As Catapult becomes more established I find us giving more and more talks to larger and larger groups in which we emphasize the value of the skills and methods designers bring to the problems they tackle. And we’re not alone; the design community at large daily espouses such important “methods” as building empathy, listening, and observation. We all talk about identifying values, changing behaviors, and enabling potential. This is all really wonderful stuff and I couldn’t hide my enthusiasm in speaking about it if I tried. In fact, as an engineer with little formal design training, I regularly find myself thinking: these “design skills” we keep talking about could certainly be useful in the rest of my life! Further, if I’m not practicing this in my daily life, how am I supposed to be applying it to my work as an engineer and designer? Even more, how exactly am I supposed to learn these skills?
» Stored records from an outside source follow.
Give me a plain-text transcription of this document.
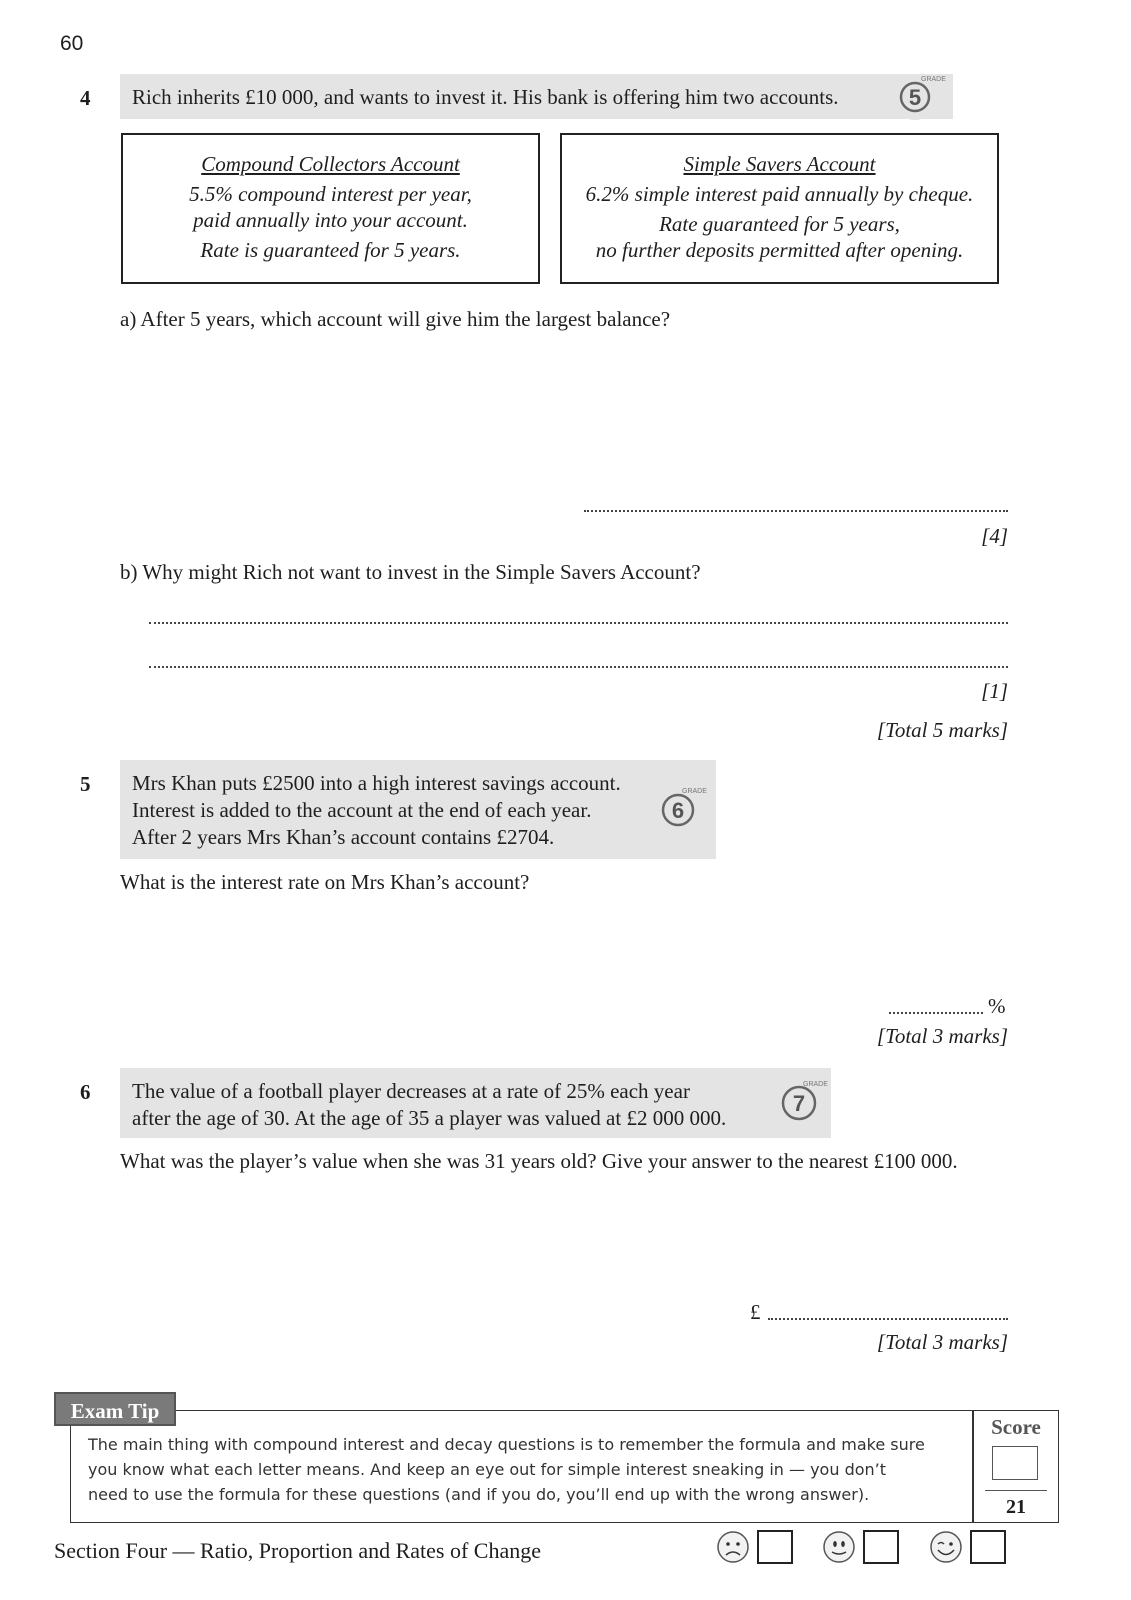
60
4 Rich inherits £10 000, and wants to invest it. His bank is offering him two accounts.	5
GRADE
Compound Collectors Account
5.5% compound interest per year,
paid annually into your account.
Rate is guaranteed for 5 years.
Simple Savers Account
6.2% simple interest paid annually by cheque.
Rate guaranteed for 5 years,
no further deposits permitted after opening.
a) After 5 years, which account will give him the largest balance?
[4]
b) Why might Rich not want to invest in the Simple Savers Account?
[1]
[Total 5 marks]
5 Mrs Khan puts £2500 into a high interest savings account.
Interest is added to the account at the end of each year.
After 2 years Mrs Khan’s account contains £2704.
6
GRADE
What is the interest rate on Mrs Khan’s account?
%
[Total 3 marks]
6 The value of a football player decreases at a rate of 25% each year
after the age of 30. At the age of 35 a player was valued at £2 000 000.
7
GRADE
What was the player’s value when she was 31 years old? Give your answer to the nearest £100 000.
£
[Total 3 marks]
Exam Tip
The main thing with compound interest and decay questions is to remember the formula and make sure
you know what each letter means. And keep an eye out for simple interest sneaking in — you don’t
need to use the formula for these questions (and if you do, you’ll end up with the wrong answer).
Score
21
Section Four — Ratio, Proportion and Rates of Change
For example, building empathy for end-users is often touted as critical to socially-conscious design; but how do I learn to build empathy? Do I practice building empathy only for the end-users of the products I create while wearing my designer’s hat? Or do I bring the practice of empathy into my regular interactions with my coworkers, my friends, my family, strangers, and myself? It seems to me that building empathy in the other areas of my life would serve me just as well as it will as an engineer. And if I can learn to be more empathic in my personal interactions, that surely must make my efforts to build empathy for our end-users all that much more effective. My personal life, therefore, can be a training ground and a test bed for the skills I use as an engineer and designer.

Another critical skill that we frequently discuss is identifying the values of your end-users – this, ultimately, is how you discover what you should design. However, anthropologists have highlighted the importance of knowing your own values before you try and interpret those of others. This leads me to ask, am I able to observe myself, my actions and thoughts, and to identify my values? How might I learn to do that and why would it be helpful? Could introspection be an important design skill? I suspect that having a clear understanding of my own values, and resolving contradictions that appear, will not only improve the clarity of my observations but also bring integrity to my life and the products I create.
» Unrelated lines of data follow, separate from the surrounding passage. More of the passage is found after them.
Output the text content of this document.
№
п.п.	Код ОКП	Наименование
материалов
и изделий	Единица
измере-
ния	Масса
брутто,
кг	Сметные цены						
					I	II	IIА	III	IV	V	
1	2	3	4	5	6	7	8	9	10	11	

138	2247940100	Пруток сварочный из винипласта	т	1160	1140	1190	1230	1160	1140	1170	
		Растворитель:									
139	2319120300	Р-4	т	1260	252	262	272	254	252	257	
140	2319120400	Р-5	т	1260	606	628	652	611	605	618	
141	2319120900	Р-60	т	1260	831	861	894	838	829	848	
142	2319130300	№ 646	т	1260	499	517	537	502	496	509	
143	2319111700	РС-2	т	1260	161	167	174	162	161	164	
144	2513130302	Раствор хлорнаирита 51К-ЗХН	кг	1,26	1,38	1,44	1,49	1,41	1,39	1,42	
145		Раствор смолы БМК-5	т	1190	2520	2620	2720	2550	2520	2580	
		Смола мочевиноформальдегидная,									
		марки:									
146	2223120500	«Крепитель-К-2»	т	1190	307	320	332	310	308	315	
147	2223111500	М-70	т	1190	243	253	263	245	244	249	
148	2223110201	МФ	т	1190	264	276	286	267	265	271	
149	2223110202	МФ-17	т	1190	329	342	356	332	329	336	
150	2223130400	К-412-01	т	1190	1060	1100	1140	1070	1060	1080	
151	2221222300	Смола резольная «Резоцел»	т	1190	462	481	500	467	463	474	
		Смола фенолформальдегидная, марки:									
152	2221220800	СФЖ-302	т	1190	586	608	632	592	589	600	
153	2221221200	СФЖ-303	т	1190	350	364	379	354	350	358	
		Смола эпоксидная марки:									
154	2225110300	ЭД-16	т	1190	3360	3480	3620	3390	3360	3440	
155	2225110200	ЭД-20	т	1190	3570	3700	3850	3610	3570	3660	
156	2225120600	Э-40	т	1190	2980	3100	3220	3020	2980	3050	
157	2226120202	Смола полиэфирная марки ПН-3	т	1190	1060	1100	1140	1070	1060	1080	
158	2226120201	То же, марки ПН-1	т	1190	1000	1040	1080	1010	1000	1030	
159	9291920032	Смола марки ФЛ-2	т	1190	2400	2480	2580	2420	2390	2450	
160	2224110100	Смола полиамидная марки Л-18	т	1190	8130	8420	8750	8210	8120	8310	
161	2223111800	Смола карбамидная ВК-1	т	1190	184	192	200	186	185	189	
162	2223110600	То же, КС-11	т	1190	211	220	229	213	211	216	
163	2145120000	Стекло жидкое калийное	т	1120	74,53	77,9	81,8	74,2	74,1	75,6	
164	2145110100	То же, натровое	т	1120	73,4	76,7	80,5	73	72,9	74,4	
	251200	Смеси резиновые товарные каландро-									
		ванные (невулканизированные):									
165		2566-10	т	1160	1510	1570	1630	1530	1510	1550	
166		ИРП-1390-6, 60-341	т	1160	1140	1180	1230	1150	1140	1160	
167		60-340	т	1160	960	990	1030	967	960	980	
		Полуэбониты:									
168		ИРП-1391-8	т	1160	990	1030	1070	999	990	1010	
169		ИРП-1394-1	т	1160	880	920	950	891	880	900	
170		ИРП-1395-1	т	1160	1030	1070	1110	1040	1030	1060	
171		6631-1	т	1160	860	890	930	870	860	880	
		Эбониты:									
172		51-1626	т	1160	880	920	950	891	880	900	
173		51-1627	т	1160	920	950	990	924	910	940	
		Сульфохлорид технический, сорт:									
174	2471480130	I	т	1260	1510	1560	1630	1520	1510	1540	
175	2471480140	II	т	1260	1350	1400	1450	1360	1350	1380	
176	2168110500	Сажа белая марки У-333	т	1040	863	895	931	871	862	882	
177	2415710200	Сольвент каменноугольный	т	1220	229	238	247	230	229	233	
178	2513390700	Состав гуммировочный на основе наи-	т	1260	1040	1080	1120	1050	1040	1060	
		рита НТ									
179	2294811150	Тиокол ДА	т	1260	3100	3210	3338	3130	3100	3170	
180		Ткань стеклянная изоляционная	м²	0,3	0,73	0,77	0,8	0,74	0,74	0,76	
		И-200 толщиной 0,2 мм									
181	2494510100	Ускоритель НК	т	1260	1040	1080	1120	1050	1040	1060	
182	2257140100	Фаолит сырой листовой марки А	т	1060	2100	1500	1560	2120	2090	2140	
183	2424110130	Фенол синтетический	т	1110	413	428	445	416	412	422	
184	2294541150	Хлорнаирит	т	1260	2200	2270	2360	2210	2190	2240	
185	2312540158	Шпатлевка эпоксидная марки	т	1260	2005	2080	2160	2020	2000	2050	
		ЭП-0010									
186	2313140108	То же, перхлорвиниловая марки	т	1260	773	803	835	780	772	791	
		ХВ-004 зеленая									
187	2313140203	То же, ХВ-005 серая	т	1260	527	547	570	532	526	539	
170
That brings me to changing behavior. As social-impact designers we talk continuously about how to design our products such that they encourage our end-users to change their behaviors in beneficial ways. But how do I learn to change my own habitual behaviors? Could observing the challenges I face in changing my behavior enhance my empathy when I attempt to ask others to change theirs? Knowing what change I am asking of from others, and how hard it will be for them to accept it, will most likely encourage some modesty in my designs, some understanding in my approach, and increase the likelihood that they are appreciated and used.

As Paolo Antonelli, senior curator of architecture and design at the New York Museum of Modern art tells us, “one of design’s most fundamental tasks is to help people deal with change.”
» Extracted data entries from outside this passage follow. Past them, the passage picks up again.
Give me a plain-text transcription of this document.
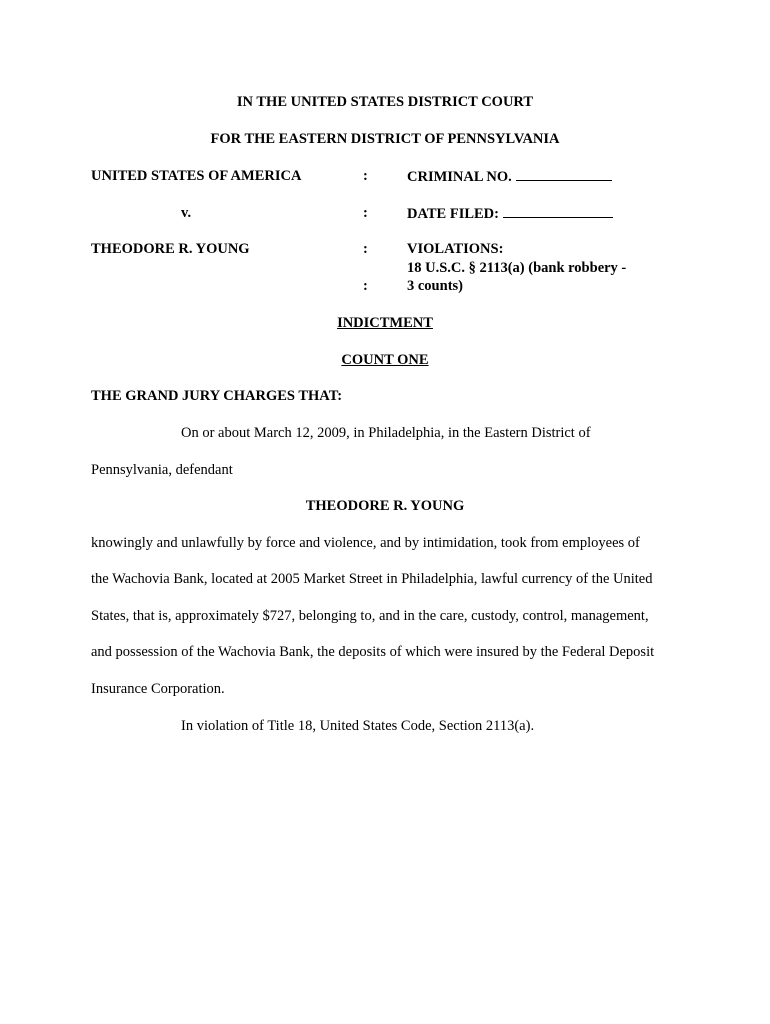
IN THE UNITED STATES DISTRICT COURT
FOR THE EASTERN DISTRICT OF PENNSYLVANIA
UNITED STATES OF AMERICA
v.
THEODORE R. YOUNG
:
:
:
:
CRIMINAL NO.
DATE FILED:
VIOLATIONS:
18 U.S.C. § 2113(a) (bank robbery -
3 counts)
INDICTMENT
COUNT ONE
THE GRAND JURY CHARGES THAT:
On or about March 12, 2009, in Philadelphia, in the Eastern District of
Pennsylvania, defendant
THEODORE R. YOUNG
knowingly and unlawfully by force and violence, and by intimidation, took from employees of
the Wachovia Bank, located at 2005 Market Street in Philadelphia, lawful currency of the United
States, that is, approximately $727, belonging to, and in the care, custody, control, management,
and possession of the Wachovia Bank, the deposits of which were insured by the Federal Deposit
Insurance Corporation.
In violation of Title 18, United States Code, Section 2113(a).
One of the key concepts underpinning Catapult’s philosophy is that technology can enable human potential. We also speak regularly about the important design skill of listening. I propose that listening to others, our friends, coworkers and family, as well as our end-users, can, in and of itself, enable potential and empower. And if I can learn to listen to people in difficult personal times, imagine how well honed my skills will be when I need to listen to delicate conversations across languages and cultures.

The question I am asking, and which I encourage other engineering and design practitioners to ask, is: how can I, in my daily life, actively cultivate the skills I need as an engineer or designer? And if I recognize how important these skills are to my job as a designer can I also see how valuable they will be to my job as a human? It is by asking these questions that we can ensure that the ethics that guide our design work – creating things that affect the lives of other people – also guide our lives, our decisions, and the actions of the organizations we work for.